Out of all your bunny supplies, a water bottle with a sipper tube is the ideal way to offer water to your rabbit. Almost all rabbits quickly learn to use the water bottle. Encourage your rabbit to investigate the new water bottle by smearing a little molasses or sweet jam on the end of the tube.
Discontinue the sweet treat once your rabbit begins regularly drinking out of the tube. Check the sipper tube several times per day to ensure that the water flow is unobstructed and free-flowing when touched.
Using a water bowl presents several problems. If a rabbit’s dewlap is constantly wet from leaning over the water bowl, it could develop a skin infection. Breeds with pronounced dewlaps should definitely use a sipper tube. Water bowls are also more prone to contamination with fecal material or urine. The bowl must be checked, cleaned and replenished several times per day (as necessary). If you use a bowl for your rabbit’s water, choose one that heavy enough to prevent the rabbit from tipping it over.

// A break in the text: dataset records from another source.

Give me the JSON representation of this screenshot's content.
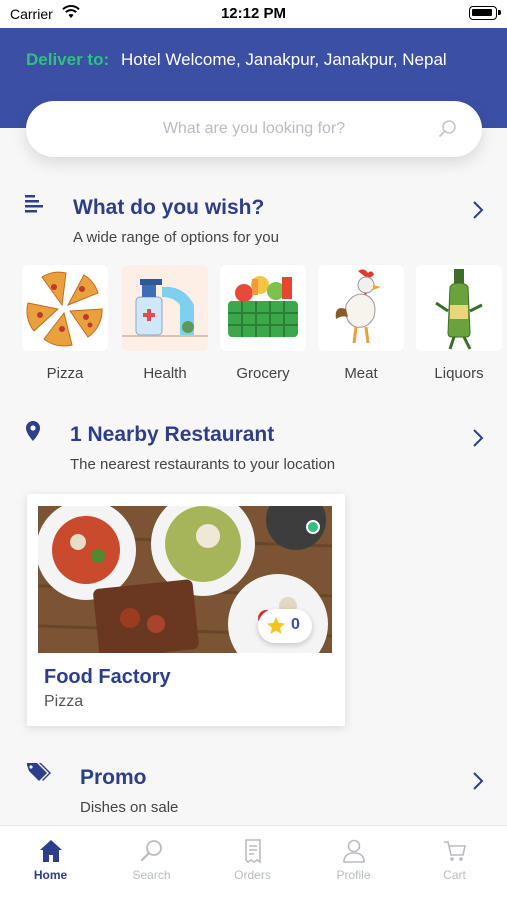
{
  "status_bar": {
    "carrier": "Carrier",
    "time": "12:12 PM"
  },
  "header": {
    "deliver_label": "Deliver to:",
    "address": "Hotel Welcome, Janakpur, Janakpur, Nepal"
  },
  "search": {
    "placeholder": "What are you looking for?"
  },
  "wish_section": {
    "title": "What do you wish?",
    "subtitle": "A wide range of options for you",
    "categories": [
      {
        "label": "Pizza",
        "icon": "pizza-icon"
      },
      {
        "label": "Health",
        "icon": "hand-sanitizer-icon"
      },
      {
        "label": "Grocery",
        "icon": "grocery-basket-icon"
      },
      {
        "label": "Meat",
        "icon": "chicken-icon"
      },
      {
        "label": "Liquors",
        "icon": "bottle-icon"
      }
    ]
  },
  "nearby_section": {
    "title": "1 Nearby Restaurant",
    "subtitle": "The nearest restaurants to your location",
    "restaurants": [
      {
        "name": "Food Factory",
        "cuisine": "Pizza",
        "rating": "0",
        "status_color": "#2ec27e"
      }
    ]
  },
  "promo_section": {
    "title": "Promo",
    "subtitle": "Dishes on sale"
  },
  "bottom_nav": {
    "items": [
      {
        "label": "Home",
        "icon": "home-icon",
        "active": true
      },
      {
        "label": "Search",
        "icon": "search-icon",
        "active": false
      },
      {
        "label": "Orders",
        "icon": "receipt-icon",
        "active": false
      },
      {
        "label": "Profile",
        "icon": "user-icon",
        "active": false
      },
      {
        "label": "Cart",
        "icon": "cart-icon",
        "active": false
      }
    ]
  },
  "colors": {
    "primary": "#3b4fa5",
    "accent_green": "#2ec27e",
    "title_blue": "#2c3e8c"
  }
}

Food And Water Go Hand-and-Hand
When a rabbit does not have access to food, it drinks excessive amounts of water. After three days of food deprivation, a hungry rabbit might increase its water consumption by six and half times its normal intake. Conversely, if deprived of water, a rabbit’s food consumption declines. After three days of not being able to drink water, it will stop eating entirely. This is an extremely dangerous situation.

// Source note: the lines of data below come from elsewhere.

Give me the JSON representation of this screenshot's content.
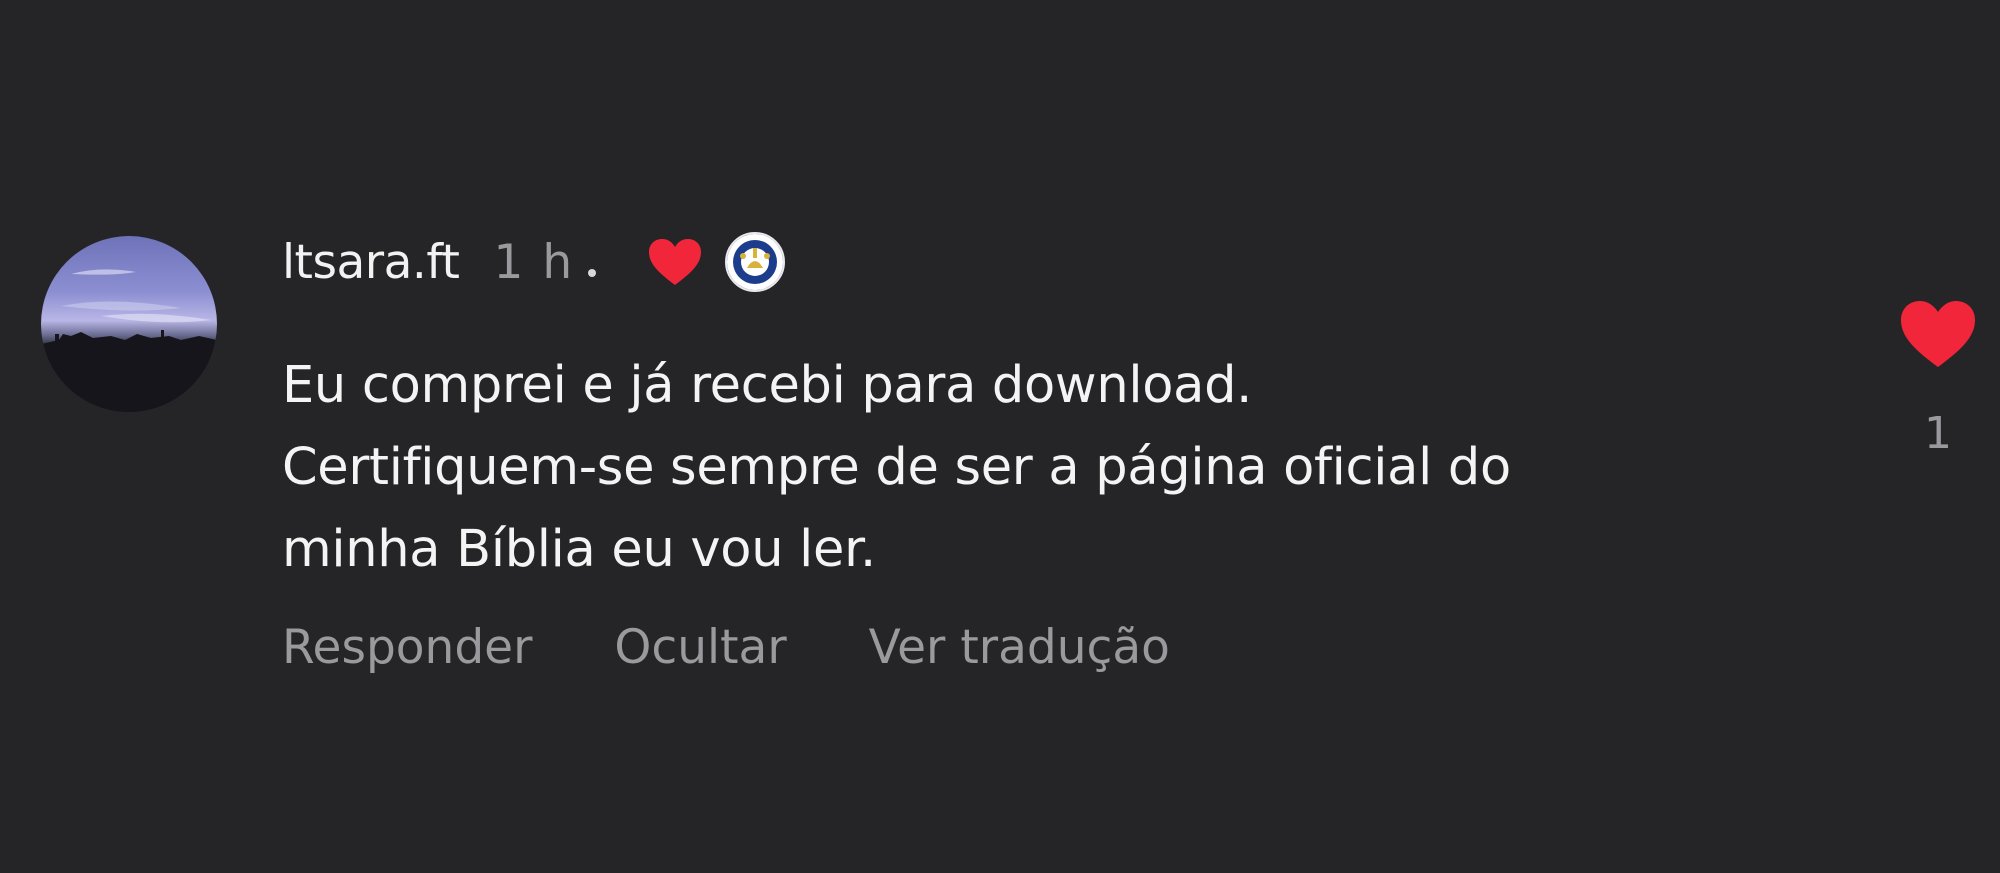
{
  "comment": {
    "username": "ltsara.ft",
    "time": "1 h",
    "text_lines": [
      "Eu comprei e já recebi para download.",
      "Certifiquem-se sempre de ser a página oficial do",
      "minha Bíblia eu vou ler."
    ],
    "actions": {
      "reply": "Responder",
      "hide": "Ocultar",
      "translate": "Ver tradução"
    },
    "like_count": "1",
    "liked_by_creator_icon": "heart-icon",
    "creator_badge_icon": "creator-avatar-icon",
    "like_icon": "heart-icon"
  },
  "colors": {
    "background": "#252527",
    "heart": "#f2263b",
    "primary_text": "#f2f2f2",
    "secondary_text": "#9a9a9e"
  }
}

Although it seems almost like an afterthought when you consider rabbit care, potable and abundant water is vital for a rabbit to remain healthy. Remember to always provide your bunny with access to fresh water.
Rabbits Can’t Stand The Heat
Rabbits cannot endure water deprivation for more then 24 hours (even less during hot weather) without serious health consequences.

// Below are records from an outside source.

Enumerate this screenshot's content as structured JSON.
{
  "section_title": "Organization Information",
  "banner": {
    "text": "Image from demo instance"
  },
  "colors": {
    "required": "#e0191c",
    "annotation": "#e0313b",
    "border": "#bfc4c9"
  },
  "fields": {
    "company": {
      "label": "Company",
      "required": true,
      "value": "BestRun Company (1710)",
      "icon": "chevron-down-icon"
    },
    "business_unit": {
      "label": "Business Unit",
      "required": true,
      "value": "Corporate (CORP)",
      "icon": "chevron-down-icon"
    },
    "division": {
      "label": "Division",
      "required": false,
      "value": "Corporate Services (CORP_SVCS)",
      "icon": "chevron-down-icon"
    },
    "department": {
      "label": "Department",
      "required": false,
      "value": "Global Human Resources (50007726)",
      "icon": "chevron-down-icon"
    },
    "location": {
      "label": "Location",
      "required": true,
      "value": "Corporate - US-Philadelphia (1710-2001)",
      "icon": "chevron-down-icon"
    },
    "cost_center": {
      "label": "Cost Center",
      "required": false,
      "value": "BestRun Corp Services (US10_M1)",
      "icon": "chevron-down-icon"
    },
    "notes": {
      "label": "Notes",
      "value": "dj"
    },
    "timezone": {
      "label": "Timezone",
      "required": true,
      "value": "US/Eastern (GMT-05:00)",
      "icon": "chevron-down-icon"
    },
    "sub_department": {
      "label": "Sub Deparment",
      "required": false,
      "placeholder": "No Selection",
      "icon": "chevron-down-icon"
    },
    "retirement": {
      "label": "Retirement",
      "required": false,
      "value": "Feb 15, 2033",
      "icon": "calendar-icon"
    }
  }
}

Rabbits generally tolerate cooler weather (if acclimatized and provided with adequate shelter) much better than elevated ambient temperatures. Temperatures above 84 degrees Fahrenheit are dangerous to rabbits, because they cannot sweat — except for sweat glands located only on their lips. Although dogs pant to dissipate excessive heat, panting does not work for rabbits. If a rabbit becomes dehydrated, it ceases panting. As the ambient temperature increases, rabbits usually drink less water, which can result in life-threatening dehydration and heat-related illness. Keep your bunny cool and protected from the heat on warm days.